NATIONALE 3 MASCULINE. Les Catalans ont chuté à Frontignan hier soir dans le match de muerte (99-89). La montée s'éloigne...
L'inconvénient dans un coup à quitte ou double, c'est qu'on a autant de chances de le perdre que de le gagner. Hier soir les Toulougiens en ont fait l'amère expérience face à une équipe de Frontignan expérimentée, certes peu mobile, mais bigrement efficace. Sous l'impulsion d'un Narcisse Ewodo qui a réussi tout ce qu'il a entrepris de près comme de loin (30 points), à vous en décourager les défenseurs les plus tenaces. Tiens, en parlant de défense, celle de l'USAT n'a pas été à la fête hier sur le parquet de la salle Roger-Arnaud, elle qui devait son salut une mi-temps durantà une belle réussite offensive de la part de Clock and co qui s'offrait ainsi un chassé croisé haletant au planchot. Avant de s'effriter dans le troisième quart temps sous les coups de butoir d'Héraultais bien trop malins pour tomber dans le piège de la défense alternée roussillonnaise. Ewodo, lui, continuait tranquillement de survoler les débats suivi de près par Charly Dieng intenable dans le deuxième acte (25 points) tandis qu'en face Jérôme Cazenobe était le seul à tenir la cadence infernale des Frontignanais tous bien décidés à martyriser le tableau d'affichage.

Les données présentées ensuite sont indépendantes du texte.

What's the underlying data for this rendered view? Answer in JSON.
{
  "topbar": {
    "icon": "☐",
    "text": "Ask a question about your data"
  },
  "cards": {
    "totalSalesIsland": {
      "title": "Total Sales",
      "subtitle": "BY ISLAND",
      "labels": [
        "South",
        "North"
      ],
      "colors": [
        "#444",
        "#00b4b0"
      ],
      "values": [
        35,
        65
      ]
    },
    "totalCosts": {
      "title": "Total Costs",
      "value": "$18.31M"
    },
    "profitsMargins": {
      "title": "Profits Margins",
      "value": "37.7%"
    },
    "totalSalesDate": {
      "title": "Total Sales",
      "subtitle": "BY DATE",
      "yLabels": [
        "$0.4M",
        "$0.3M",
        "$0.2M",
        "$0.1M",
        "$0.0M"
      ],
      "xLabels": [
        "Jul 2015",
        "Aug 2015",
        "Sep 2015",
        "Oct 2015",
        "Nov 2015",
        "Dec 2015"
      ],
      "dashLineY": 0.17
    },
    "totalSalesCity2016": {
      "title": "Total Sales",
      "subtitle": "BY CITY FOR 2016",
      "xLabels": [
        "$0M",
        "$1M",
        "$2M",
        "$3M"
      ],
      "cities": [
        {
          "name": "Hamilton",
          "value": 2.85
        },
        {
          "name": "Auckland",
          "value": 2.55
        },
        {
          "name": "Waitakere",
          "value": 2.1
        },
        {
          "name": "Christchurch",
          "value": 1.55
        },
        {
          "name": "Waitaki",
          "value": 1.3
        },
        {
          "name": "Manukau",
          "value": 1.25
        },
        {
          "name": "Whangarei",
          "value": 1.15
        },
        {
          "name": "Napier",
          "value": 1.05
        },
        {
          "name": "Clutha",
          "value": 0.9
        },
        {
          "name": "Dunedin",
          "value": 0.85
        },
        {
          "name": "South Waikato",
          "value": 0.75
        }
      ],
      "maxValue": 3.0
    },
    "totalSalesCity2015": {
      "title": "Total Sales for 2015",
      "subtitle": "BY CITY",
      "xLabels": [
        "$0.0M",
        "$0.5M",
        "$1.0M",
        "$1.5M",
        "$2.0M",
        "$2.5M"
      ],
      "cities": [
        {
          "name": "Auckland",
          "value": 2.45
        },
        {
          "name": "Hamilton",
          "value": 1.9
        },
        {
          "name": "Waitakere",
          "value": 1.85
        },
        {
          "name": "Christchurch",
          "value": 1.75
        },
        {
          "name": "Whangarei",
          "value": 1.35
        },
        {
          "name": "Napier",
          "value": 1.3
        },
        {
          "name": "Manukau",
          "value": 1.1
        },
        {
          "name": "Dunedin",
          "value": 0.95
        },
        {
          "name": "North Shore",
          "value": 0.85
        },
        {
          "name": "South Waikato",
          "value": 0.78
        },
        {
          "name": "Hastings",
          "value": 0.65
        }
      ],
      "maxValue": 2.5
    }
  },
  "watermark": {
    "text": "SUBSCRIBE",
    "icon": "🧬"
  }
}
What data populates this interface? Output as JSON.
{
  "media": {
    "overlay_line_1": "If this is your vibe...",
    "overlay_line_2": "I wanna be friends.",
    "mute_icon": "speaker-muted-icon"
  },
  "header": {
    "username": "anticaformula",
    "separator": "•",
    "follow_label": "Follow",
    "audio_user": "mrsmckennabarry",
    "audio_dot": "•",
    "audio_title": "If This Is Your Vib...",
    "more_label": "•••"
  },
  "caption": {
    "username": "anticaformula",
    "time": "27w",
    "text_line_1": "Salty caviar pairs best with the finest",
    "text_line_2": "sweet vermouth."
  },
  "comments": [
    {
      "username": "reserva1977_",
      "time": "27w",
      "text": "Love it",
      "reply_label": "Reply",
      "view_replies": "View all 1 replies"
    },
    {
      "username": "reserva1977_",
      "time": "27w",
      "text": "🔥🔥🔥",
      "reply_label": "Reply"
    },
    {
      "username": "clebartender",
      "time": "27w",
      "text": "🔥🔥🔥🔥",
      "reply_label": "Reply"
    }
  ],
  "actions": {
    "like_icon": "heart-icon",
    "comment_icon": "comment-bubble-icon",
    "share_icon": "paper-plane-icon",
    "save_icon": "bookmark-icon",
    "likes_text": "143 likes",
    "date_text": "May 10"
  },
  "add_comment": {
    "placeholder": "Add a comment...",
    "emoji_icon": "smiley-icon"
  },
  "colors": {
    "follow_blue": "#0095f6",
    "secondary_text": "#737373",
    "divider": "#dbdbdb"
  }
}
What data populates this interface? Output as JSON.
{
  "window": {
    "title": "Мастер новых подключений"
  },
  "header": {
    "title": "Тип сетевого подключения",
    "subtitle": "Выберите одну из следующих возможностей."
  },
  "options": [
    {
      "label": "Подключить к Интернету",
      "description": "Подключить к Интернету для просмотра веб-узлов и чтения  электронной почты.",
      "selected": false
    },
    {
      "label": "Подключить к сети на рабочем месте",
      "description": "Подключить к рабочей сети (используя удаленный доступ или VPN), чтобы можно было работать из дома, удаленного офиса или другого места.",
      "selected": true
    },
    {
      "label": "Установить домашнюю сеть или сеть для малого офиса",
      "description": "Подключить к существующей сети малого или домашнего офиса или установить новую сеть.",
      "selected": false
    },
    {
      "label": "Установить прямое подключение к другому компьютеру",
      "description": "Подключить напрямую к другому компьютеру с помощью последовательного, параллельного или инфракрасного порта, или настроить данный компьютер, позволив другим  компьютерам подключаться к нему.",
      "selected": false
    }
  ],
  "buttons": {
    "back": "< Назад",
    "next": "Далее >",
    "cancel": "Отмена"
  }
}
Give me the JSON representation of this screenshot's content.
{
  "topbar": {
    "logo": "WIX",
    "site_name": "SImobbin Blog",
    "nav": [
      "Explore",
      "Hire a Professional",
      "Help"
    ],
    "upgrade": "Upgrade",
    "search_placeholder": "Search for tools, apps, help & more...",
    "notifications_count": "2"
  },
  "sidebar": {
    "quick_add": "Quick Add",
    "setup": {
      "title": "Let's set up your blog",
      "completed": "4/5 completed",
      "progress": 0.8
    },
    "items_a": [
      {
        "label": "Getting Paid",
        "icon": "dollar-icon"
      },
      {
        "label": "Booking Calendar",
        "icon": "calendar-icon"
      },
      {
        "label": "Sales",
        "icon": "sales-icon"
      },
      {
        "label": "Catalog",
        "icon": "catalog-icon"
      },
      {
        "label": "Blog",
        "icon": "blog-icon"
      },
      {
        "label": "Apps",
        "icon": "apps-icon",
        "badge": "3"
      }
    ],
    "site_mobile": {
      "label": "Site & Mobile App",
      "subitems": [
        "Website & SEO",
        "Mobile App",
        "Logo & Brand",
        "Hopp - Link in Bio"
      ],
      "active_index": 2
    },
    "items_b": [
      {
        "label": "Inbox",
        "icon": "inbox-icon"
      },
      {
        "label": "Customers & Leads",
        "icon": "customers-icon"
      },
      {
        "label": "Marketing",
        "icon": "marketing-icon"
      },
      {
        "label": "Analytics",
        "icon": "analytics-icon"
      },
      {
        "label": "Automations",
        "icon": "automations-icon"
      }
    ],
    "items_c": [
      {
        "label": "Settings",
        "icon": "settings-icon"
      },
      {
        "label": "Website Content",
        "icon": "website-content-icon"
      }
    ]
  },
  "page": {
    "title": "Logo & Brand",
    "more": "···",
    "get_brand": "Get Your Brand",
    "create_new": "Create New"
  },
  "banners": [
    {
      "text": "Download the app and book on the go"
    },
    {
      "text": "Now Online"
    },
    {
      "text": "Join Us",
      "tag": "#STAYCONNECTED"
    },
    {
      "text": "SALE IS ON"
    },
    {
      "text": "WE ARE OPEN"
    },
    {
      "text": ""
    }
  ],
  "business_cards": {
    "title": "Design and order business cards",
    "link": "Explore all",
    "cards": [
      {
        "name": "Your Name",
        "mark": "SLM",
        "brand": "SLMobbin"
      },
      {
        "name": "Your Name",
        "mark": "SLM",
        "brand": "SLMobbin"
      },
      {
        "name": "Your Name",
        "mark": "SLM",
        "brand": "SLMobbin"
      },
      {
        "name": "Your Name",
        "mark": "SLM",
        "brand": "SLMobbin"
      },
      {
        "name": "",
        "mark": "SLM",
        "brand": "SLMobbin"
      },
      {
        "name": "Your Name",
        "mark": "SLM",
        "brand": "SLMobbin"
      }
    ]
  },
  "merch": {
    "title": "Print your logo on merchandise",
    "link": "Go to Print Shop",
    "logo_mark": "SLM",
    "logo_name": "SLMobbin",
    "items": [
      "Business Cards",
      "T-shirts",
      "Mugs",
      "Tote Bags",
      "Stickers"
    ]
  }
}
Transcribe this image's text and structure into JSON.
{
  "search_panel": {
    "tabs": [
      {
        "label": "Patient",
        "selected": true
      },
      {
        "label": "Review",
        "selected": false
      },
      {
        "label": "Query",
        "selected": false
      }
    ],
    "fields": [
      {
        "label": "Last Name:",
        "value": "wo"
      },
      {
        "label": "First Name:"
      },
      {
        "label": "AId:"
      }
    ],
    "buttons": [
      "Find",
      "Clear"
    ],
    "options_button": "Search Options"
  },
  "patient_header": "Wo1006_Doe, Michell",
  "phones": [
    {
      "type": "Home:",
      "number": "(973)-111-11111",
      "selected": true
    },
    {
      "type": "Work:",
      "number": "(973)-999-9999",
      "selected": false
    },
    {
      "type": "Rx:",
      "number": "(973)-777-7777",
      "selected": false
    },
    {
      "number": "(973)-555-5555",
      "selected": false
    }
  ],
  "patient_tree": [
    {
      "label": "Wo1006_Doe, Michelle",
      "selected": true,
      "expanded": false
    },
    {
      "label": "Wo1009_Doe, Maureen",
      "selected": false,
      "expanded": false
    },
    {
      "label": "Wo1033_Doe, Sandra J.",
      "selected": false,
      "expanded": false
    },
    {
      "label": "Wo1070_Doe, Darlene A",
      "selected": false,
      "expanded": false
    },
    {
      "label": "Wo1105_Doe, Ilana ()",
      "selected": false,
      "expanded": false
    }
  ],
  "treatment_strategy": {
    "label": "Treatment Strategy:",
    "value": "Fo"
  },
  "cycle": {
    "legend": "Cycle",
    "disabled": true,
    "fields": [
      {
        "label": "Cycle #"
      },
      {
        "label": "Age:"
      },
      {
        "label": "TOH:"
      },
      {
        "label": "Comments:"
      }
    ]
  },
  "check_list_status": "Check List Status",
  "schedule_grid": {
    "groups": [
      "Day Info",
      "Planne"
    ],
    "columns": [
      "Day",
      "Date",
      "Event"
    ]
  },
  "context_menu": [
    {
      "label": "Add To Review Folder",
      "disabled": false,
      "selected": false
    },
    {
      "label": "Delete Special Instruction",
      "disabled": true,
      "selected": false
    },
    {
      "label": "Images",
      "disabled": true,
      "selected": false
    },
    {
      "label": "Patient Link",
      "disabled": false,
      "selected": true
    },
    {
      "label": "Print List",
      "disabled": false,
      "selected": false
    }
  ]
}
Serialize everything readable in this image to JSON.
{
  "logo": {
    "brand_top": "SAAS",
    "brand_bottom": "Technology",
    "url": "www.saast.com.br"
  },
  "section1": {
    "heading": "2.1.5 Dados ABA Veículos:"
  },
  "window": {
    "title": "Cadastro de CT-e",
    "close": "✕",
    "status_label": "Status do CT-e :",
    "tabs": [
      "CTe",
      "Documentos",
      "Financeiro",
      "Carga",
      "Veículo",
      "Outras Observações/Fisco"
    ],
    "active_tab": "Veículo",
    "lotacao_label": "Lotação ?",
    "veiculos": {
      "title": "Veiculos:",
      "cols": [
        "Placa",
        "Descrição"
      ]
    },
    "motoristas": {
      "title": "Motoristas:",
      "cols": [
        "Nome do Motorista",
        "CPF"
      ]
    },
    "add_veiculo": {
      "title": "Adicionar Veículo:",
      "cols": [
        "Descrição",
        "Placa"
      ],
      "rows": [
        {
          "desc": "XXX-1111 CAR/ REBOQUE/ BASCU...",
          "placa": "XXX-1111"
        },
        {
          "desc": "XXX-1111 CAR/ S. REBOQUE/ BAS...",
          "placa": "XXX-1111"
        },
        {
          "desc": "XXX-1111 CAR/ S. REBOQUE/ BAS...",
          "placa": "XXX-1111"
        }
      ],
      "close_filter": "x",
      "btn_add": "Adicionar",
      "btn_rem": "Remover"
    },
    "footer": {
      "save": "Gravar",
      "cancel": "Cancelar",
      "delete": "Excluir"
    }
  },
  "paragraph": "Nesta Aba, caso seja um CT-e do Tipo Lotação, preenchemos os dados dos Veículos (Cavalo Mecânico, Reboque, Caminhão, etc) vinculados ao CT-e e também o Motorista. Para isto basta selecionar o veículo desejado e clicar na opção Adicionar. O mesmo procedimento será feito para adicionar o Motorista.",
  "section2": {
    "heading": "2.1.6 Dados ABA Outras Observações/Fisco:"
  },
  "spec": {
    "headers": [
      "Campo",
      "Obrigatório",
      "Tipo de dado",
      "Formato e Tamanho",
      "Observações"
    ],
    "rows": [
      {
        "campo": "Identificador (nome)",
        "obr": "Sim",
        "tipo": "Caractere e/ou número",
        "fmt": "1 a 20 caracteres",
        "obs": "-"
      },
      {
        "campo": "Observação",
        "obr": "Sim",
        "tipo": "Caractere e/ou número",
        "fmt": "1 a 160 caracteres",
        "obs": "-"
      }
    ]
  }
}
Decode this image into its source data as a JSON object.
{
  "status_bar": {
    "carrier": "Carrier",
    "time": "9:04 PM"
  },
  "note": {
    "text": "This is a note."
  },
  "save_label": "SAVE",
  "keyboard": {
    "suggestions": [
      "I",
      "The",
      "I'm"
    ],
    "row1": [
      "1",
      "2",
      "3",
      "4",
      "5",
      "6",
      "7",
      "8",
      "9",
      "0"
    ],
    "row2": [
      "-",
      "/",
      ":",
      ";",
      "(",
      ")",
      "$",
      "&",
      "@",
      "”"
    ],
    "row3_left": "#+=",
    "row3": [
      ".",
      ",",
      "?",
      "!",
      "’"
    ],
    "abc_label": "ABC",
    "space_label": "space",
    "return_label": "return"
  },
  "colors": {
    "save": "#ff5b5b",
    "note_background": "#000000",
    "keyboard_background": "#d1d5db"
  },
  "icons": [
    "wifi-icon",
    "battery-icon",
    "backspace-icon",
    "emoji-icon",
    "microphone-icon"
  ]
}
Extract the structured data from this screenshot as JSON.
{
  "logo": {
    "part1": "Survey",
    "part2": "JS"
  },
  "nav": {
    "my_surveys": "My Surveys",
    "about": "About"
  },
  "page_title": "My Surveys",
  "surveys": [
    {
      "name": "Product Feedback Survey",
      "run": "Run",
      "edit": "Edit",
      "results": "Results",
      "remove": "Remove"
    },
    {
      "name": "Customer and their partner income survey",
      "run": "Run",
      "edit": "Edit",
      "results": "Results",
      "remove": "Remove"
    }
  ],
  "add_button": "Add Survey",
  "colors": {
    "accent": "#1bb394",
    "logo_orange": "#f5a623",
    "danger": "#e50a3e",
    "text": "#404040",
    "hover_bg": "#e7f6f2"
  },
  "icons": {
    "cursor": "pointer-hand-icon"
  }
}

Un 13-2 infligé par les locaux leur permettait enfin de prendre le large à la demi-heure de jeu (76-66), un écart que des Catalans, aussi révoltés que désordonnés, ne parvenaient jamais à combler. Moindre mal, Kleefstra et les siens préservaient le goal avérage sur leurs adversaires, mais dans l'Hérault, il ne faut pas se leurrer, l'USAT s'est un peu plus éloignée de la nationale 2.
Florent Sizet, intérieur de l'USAT : "C'est difficile de se lancer dans une analyse à chaud. C'est clair, on réalise une mauvaise entame dans le troisième quart temps. Mais derrière, il ne faut pas le nier, il y avait des joueurs forts en face à l'image de Dieng sur la fin et d'Ewodo pendant tout le match. Défensivement aussi, ils étaient en place. Forcément, ce mois sans compétition a pesé. Frontignan sortait d'un match difficile à Rodez. Ils étaient aussi animés d'un sentiment de revanche par rapport au match aller. Ils n'avaient pas non plus le droit à l'erreur".
RomainFaus, arrière de l'USAT : "Offensivement, on avait les armes pour combattre face aux Héraultais. Mais défensivement on ne s'est pas montré assez rigoureux. Quand on encaisse 99 points au basket, ça se paie cash ! Il va falloir qu'on remette les pendules à l'heure cette semaine. Pourtant, on a bien travaillé à l'entraînement ces derniers temps. C'est plus une question d'attitude. Maintenant, rien n'est perdu, on se battra jusqu'au bout. On va continuer à envisager la montée en N2".